Gibson era il suo nickname.
Lo aveva scelto in memoria dei tempi andati e di quel pezzo di legno rosso che ancora conserva e lucida.
Le sue dita, una volta abbastanza agili su quella tastiera di legno, riuscivano sempre meno a seguire il pensiero perciò cominciarono a cercare su un' altra tastiera quello di cui aveva bisogno.
Che prezzo avrebbe dato ai suoi sogni?
Già.. perchè erano proprio i sogni quello di cui aveva bisogno e con le dita su quell' altra tastiera riusciva ancora a farlo.
Un biglietto per Tokio? Un click e via.
Per New york? un altro click.
Passava parecchio del suo tempo libero tra finestre aperte, applicazioni, siti strani.
All' improvviso una specie di animazione in flash sul monitor, un foglio bianco su cui scorreva una penna lasciando tracce nere e rosse, parole che aveva già sentito molto tempo prima e che forse vorrebbe ancora sentire.
Ma le lettere che componevano le parole ripresero ad animarsi e a mescolarsi fino a comporre una grande x con scritto sotto: clicca qui.
Click...
Si sentì scuotere mentre una voce gli diceva: ma come si fa ad addormentarsi sulla sedia? Dai vieni che è pronta la cena.
Lui era una persona tranquilla, sempre disponibile verso il prossimo, soprattutto con gli amici ed era molto difficile se non impossibile che qualcosa lo facesse arrabbiare.
C'erano però dei giorni nei quali era intrattabile, percepiva il mondo che gli stava intorno in un unico colore: Nero pece.
In quei momenti in cui precipiti nella delusione assoluta, é bello avere un amico vicino pronto a consolarti con una frase adeguata, e dall' altra parte di quella tastiera ce n' erano molti.
"Cavolo! ti é presa brutta, dammi retta lascia perdere, non ne vale la pena". Dopo quella frase Gibson abbassò lo sguardo e fissando la tastiera negli occhi scrisse: "Già, hai ragione devo fregarmene, non conta niente".
Era da qualche anno che Gibson affrontava in questo modo i suoi demoni, perché in fondo era di questo che si trattava: Paure.
Nel caso di Gibson, Il demone che non gli dava tregua era la paura della solitudine e del tempo.
Nei giorni in cui queste paure gli facevano visita, per allontanarle si rifugiava nei ricordi, ascoltava musica, o meglio guardava perchè erano quasi tutti dvd musicali dei suoi due figli, e sognava.
Fino al solito scossone e alla solita voce che diceva:
Dai Gib che domani devi andare a lavorare.
Uno sguardo all' orologio del pc: 02.35. Alzò il culo dalla sedia, andò a letto, si abbracciò alla moglie e riprese a sognare.
"Hey hey, my my, rock'n roll can never die".
Fuori dal nero, dentro al blu.

 

Quest' ultimo pezzetto è ispirato da una poesia in milanese: "me mader"

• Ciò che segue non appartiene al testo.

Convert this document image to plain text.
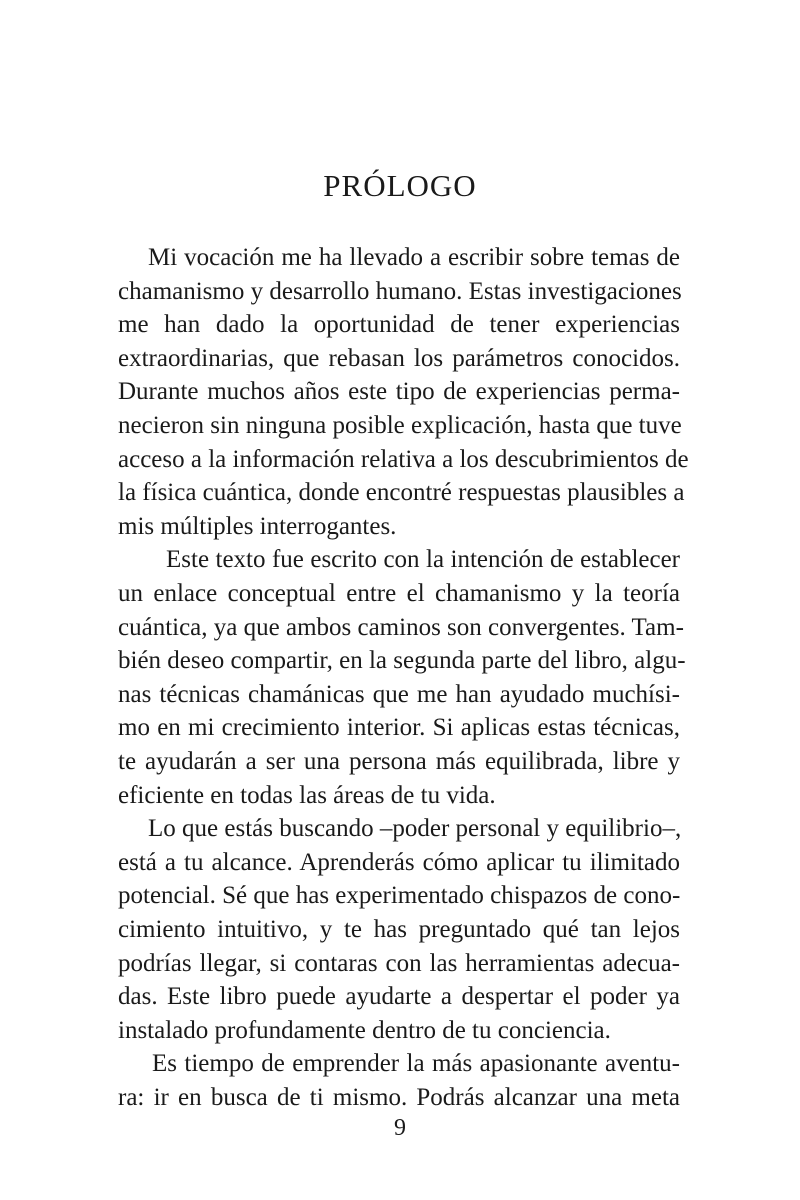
PRÓLOGO
Mi vocación me ha llevado a escribir sobre temas de
chamanismo y desarrollo humano. Estas investigaciones
me han dado la oportunidad de tener experiencias
extraordinarias, que rebasan los parámetros conocidos.
Durante muchos años este tipo de experiencias perma-
necieron sin ninguna posible explicación, hasta que tuve
acceso a la información relativa a los descubrimientos de
la física cuántica, donde encontré respuestas plausibles a
mis múltiples interrogantes.
Este texto fue escrito con la intención de establecer
un enlace conceptual entre el chamanismo y la teoría
cuántica, ya que ambos caminos son convergentes. Tam-
bién deseo compartir, en la segunda parte del libro, algu-
nas técnicas chamánicas que me han ayudado muchísi-
mo en mi crecimiento interior. Si aplicas estas técnicas,
te ayudarán a ser una persona más equilibrada, libre y
eficiente en todas las áreas de tu vida.
Lo que estás buscando –poder personal y equilibrio–,
está a tu alcance. Aprenderás cómo aplicar tu ilimitado
potencial. Sé que has experimentado chispazos de cono-
cimiento intuitivo, y te has preguntado qué tan lejos
podrías llegar, si contaras con las herramientas adecua-
das. Este libro puede ayudarte a despertar el poder ya
instalado profundamente dentro de tu conciencia.
Es tiempo de emprender la más apasionante aventu-
ra: ir en busca de ti mismo. Podrás alcanzar una meta
9
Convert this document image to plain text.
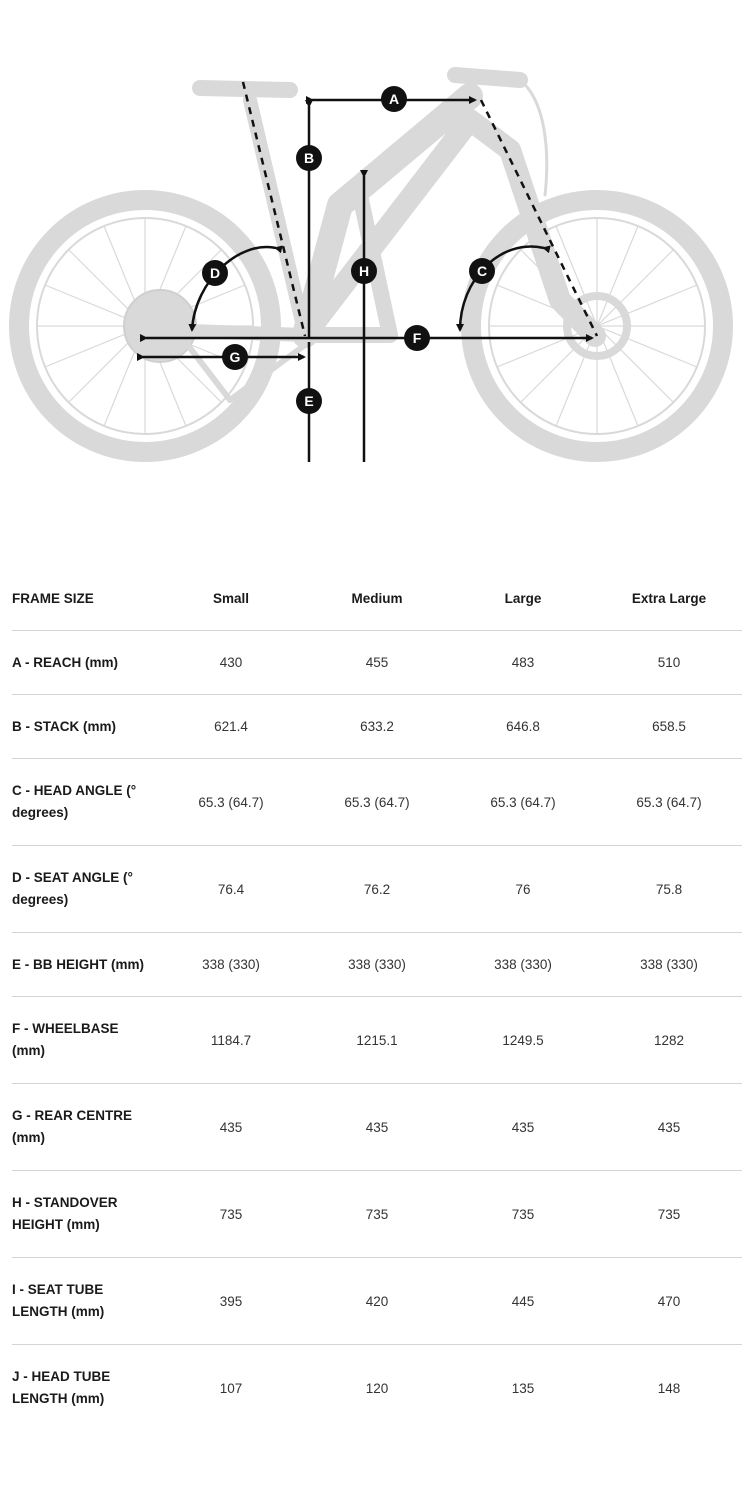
A
B
C
D
E
F
G
H
FRAME SIZE	Small	Medium	Large	Extra Large
A - REACH (mm)	430	455	483	510
B - STACK (mm)	621.4	633.2	646.8	658.5
C - HEAD ANGLE (° degrees)	65.3 (64.7)	65.3 (64.7)	65.3 (64.7)	65.3 (64.7)
D - SEAT ANGLE (° degrees)	76.4	76.2	76	75.8
E - BB HEIGHT (mm)	338 (330)	338 (330)	338 (330)	338 (330)
F - WHEELBASE (mm)	1184.7	1215.1	1249.5	1282
G - REAR CENTRE (mm)	435	435	435	435
H - STANDOVER HEIGHT (mm)	735	735	735	735
I - SEAT TUBE LENGTH (mm)	395	420	445	470
J - HEAD TUBE LENGTH (mm)	107	120	135	148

Gibson era ossessionato dal ricordo di quel foglio bianco su cui scorrevano parole familiari.
Aveva cercato parecchie volte di ritrovare quel sito dove aveva avuto inizio l' animazione.
Accompagnato dallo scorrere della musica girava la rete sperando di imbattersi ancora in quel foglio e magari riuscire a leggere tutto quello che c' era scritto.
Fino a quando si rese conto che forse non era arrivato dal doppino telefonico ma da un altro tipo di collegamento....una specie di sibilo mentale.
Allora chiuse gli occhi e piano il foglio cominciò a riapparire, e le scritte.... guardati c' era scritto come sei magro, mangia!, non far tardi la notte, e torna presto.
E rimproveri.
E amore.
Ma piano piano quelle scritte svanivano lasciando il foglio bianco e luminoso.
E allora cominciò a scriverci sopra.....guardami, come sono magro, non ho fame, faccio tardi la notte e dormo poco, dimmi che ho una brutta cera.
Ma le scritte svanivano lasciando il foglio bianco e allora lui ricominciava.
Ma lei non rispondeva.
E lui continuava.
E ancora continua.

Continua..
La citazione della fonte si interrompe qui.